Walk Leaders: Led by Dan Rice, Leianne Neff Heppner and Suzie Graham
Text by: Suzie Graham
Photographs by: Phyllis Jividen

Akron hosted three walks, all of which occurred in the Downtown area. Our morning walk traveled along the Towpath Trail in the morning drizzle. The small size of the group allowed for constructive conversation and critical thinking about how we use the path, how we identify the path, and how users interact with vehicular traffic. The passion of the group fueled the ongoing discussion the Downtown Akron Partnership has in process with local officials about the potential for utilizing signage, sustainable greening and public art to help orient and welcome traffic. When our group was joined by a mallard duck, the conversation veered toward peaceful coexistence with our local wildlife, the improvement of the water quality over time, and the need to consider implementing landscaping changes to dissuade the growing population of the Downtown Akron Canada Goose.

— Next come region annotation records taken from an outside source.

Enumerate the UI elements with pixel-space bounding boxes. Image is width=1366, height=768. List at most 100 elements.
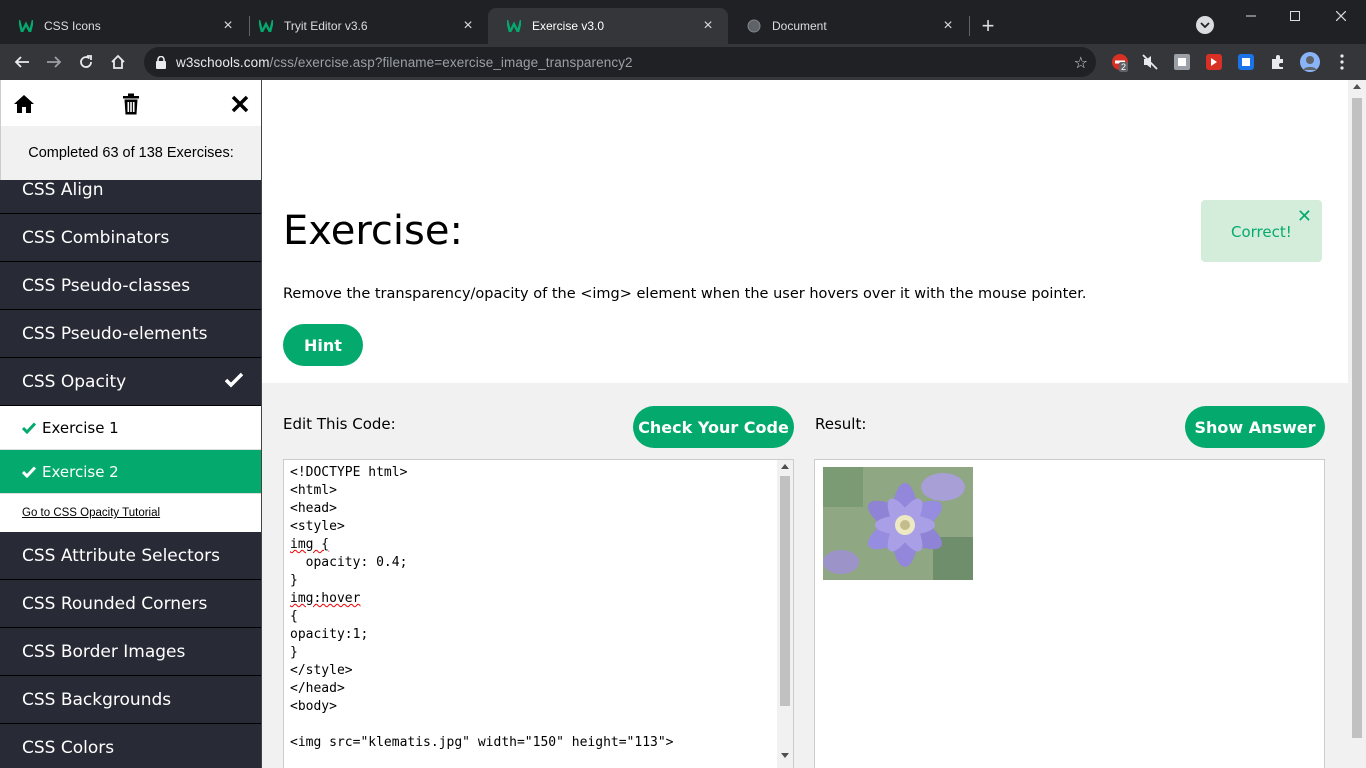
close-tab-icon[interactable]: ×	[940, 17, 956, 34]
edit-code-label: Edit This Code:	[283, 415, 396, 433]
minimize-icon[interactable]	[1228, 0, 1274, 32]
code-line: opacity: 0.4;	[290, 555, 408, 570]
checkmark-icon	[224, 372, 244, 393]
close-icon[interactable]	[228, 92, 252, 116]
address-bar[interactable]: w3schools.com/css/exercise.asp?filename=…	[144, 47, 1096, 77]
code-line: </style>	[290, 663, 353, 678]
hint-button[interactable]: Hint	[283, 324, 363, 366]
scroll-up-icon[interactable]	[781, 464, 789, 469]
sidebar-item-label: CSS Pseudo-classes	[22, 275, 191, 296]
alert-text: Correct!	[1231, 223, 1292, 241]
adblock-extension-icon[interactable]: 2	[1110, 52, 1130, 72]
check-code-button[interactable]: Check Your Code	[633, 406, 794, 448]
code-line: <img src="klematis.jpg" width="150" heig…	[290, 735, 674, 750]
exercise-description: Remove the transparency/opacity of the <…	[283, 286, 1087, 302]
reload-icon[interactable]	[72, 48, 100, 76]
tab-tryit-editor[interactable]: Tryit Editor v3.6 ×	[240, 8, 488, 44]
tab-css-icons[interactable]: CSS Icons ×	[0, 8, 248, 44]
correct-alert: Correct! ✕	[1201, 200, 1322, 262]
show-answer-button[interactable]: Show Answer	[1185, 406, 1325, 448]
code-line: <html>	[290, 483, 337, 498]
sidebar-exercise-1[interactable]: Exercise 1	[0, 406, 261, 450]
home-icon[interactable]	[104, 48, 132, 76]
close-tab-icon[interactable]: ×	[460, 17, 476, 34]
checkmark-icon	[22, 465, 36, 478]
exercise-label: Exercise 2	[42, 462, 119, 481]
extensions-puzzle-icon[interactable]	[1268, 52, 1288, 72]
page-scrollbar[interactable]	[1348, 80, 1366, 768]
profile-avatar[interactable]	[1300, 52, 1320, 72]
tab-separator	[969, 16, 970, 36]
tab-search-icon[interactable]	[1196, 16, 1214, 34]
back-arrow-icon[interactable]	[8, 48, 36, 76]
lock-icon	[156, 55, 168, 69]
w3schools-favicon-icon	[506, 18, 522, 34]
scroll-thumb[interactable]	[1352, 98, 1362, 738]
sidebar-item-label: CSS Combinators	[22, 227, 170, 248]
scroll-thumb[interactable]	[780, 476, 790, 706]
home-icon[interactable]	[12, 92, 36, 116]
sidebar-exercise-2[interactable]: Exercise 2	[0, 450, 261, 494]
code-line: img:hover	[290, 591, 361, 606]
sidebar-item[interactable]: CSS Pseudo-classes	[0, 262, 261, 310]
scroll-up-icon[interactable]	[1353, 84, 1361, 89]
tab-document[interactable]: Document ×	[728, 8, 968, 44]
code-line: opacity:1;	[290, 627, 369, 642]
more-menu-icon[interactable]	[1332, 52, 1352, 72]
sidebar-item[interactable]: CSS Colors	[0, 724, 261, 768]
code-area: Edit This Code: Check Your Code Result: …	[262, 383, 1348, 768]
code-text[interactable]: <!DOCTYPE html> <html> <head> <style> im…	[290, 464, 674, 752]
sidebar-item[interactable]: CSS Border Images	[0, 628, 261, 676]
close-tab-icon[interactable]: ×	[700, 17, 716, 34]
editor-scrollbar[interactable]	[777, 460, 793, 768]
sidebar-item-label: CSS Colors	[22, 737, 115, 758]
globe-icon	[746, 18, 762, 34]
video-extension-icon[interactable]	[1204, 52, 1224, 72]
url-text: w3schools.com/css/exercise.asp?filename=…	[176, 55, 633, 70]
sidebar-item-label: CSS Backgrounds	[22, 689, 172, 710]
sidebar-item[interactable]: CSS Align	[0, 166, 261, 214]
translate-extension-icon[interactable]	[1236, 52, 1256, 72]
code-editor[interactable]: <!DOCTYPE html> <html> <head> <style> im…	[283, 459, 794, 768]
screenshot-extension-icon[interactable]	[1172, 52, 1192, 72]
tutorial-link[interactable]: Go to CSS Opacity Tutorial	[0, 494, 261, 532]
mute-icon[interactable]	[1140, 52, 1160, 72]
flower-image	[823, 467, 973, 580]
sidebar-item-label: CSS Pseudo-elements	[22, 323, 208, 344]
sidebar-list: CSS Align CSS Combinators CSS Pseudo-cla…	[0, 166, 261, 768]
scroll-down-icon[interactable]	[781, 753, 789, 758]
bookmark-star-icon[interactable]: ☆	[1074, 53, 1088, 73]
sidebar-item[interactable]: CSS Pseudo-elements	[0, 310, 261, 358]
sidebar-item[interactable]: CSS Backgrounds	[0, 676, 261, 724]
exercise-label: Exercise 1	[42, 418, 119, 437]
exercise-sidebar: Completed 63 of 138 Exercises: CSS Align…	[0, 80, 262, 768]
close-tab-icon[interactable]: ×	[220, 17, 236, 34]
browser-tab-bar: CSS Icons × Tryit Editor v3.6 × Exercise…	[0, 0, 1366, 44]
w3schools-favicon-icon	[258, 18, 274, 34]
sidebar-item[interactable]: CSS Attribute Selectors	[0, 532, 261, 580]
page-title: Exercise:	[283, 208, 463, 254]
code-line: }	[290, 645, 298, 660]
window-close-icon[interactable]	[1318, 0, 1364, 32]
w3schools-favicon-icon	[18, 18, 34, 34]
code-line: }	[290, 573, 298, 588]
code-line: <style>	[290, 519, 345, 534]
new-tab-plus-icon[interactable]: +	[976, 12, 1000, 40]
result-label: Result:	[815, 415, 867, 433]
tab-title: Exercise v3.0	[532, 19, 605, 33]
checkmark-icon	[22, 421, 36, 434]
sidebar-item[interactable]: CSS Rounded Corners	[0, 580, 261, 628]
code-line: <body>	[290, 699, 337, 714]
code-line: </head>	[290, 681, 345, 696]
code-line: img {	[290, 537, 330, 552]
sidebar-item-css-opacity[interactable]: CSS Opacity	[0, 358, 261, 406]
trash-icon[interactable]	[119, 92, 143, 116]
tab-exercise[interactable]: Exercise v3.0 ×	[488, 8, 728, 44]
close-alert-icon[interactable]: ✕	[1297, 206, 1312, 227]
sidebar-item[interactable]: CSS Combinators	[0, 214, 261, 262]
forward-arrow-icon[interactable]	[40, 48, 68, 76]
maximize-icon[interactable]	[1272, 0, 1318, 32]
code-line: {	[290, 609, 298, 624]
exercise-main: Exercise: Remove the transparency/opacit…	[262, 80, 1348, 768]
url-path: /css/exercise.asp?filename=exercise_imag…	[269, 54, 633, 70]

After a heavy rainfall, our four o’clock tour brought in the sunshine with a focus on the history of the area once known as North Akron. Our exceptionally long and narrow Downtown corridor is largely due to the development of the canal and combination of what once were two separate cities. The wonderful tour led our group through highlights of historic architecture and business development in Downtown.

The six o’clock hour rounded out the day with a group of 30 joining me for a tour of our arts and culture district. Manouevering our way through the pockets of development, we spent some time observing the Main St/State Rt. 59 corridor. With the high speed of traffic and multilane roads, this stretch of sidewalk feels dangerous and intimidating for pedestrians and is not easily accessible to the fun, artistic, historic, and colorful Northside District. We discussed utilizing streetscaping to create a more walkable access path. The stretch leads to, as Jason Segedy announced, “the most dangerous intersection for vehicles in Summit County.” If it is that dangerous for vehicles, what does that mean for pedestrians?

Observations included the need for repainting the crosswalks and addressing the far-too short timing of the pedestrian signal. Once across the street, pedestrians must choose to traverse over uneven grass and railroad or walk a long block up a steep incline to access the district.

Knowing the cultural and natural vibrancy throughout the Northside District, our walk created a greater understanding of the challenges that face us as we try to connect more people to these unique and valuable amenities.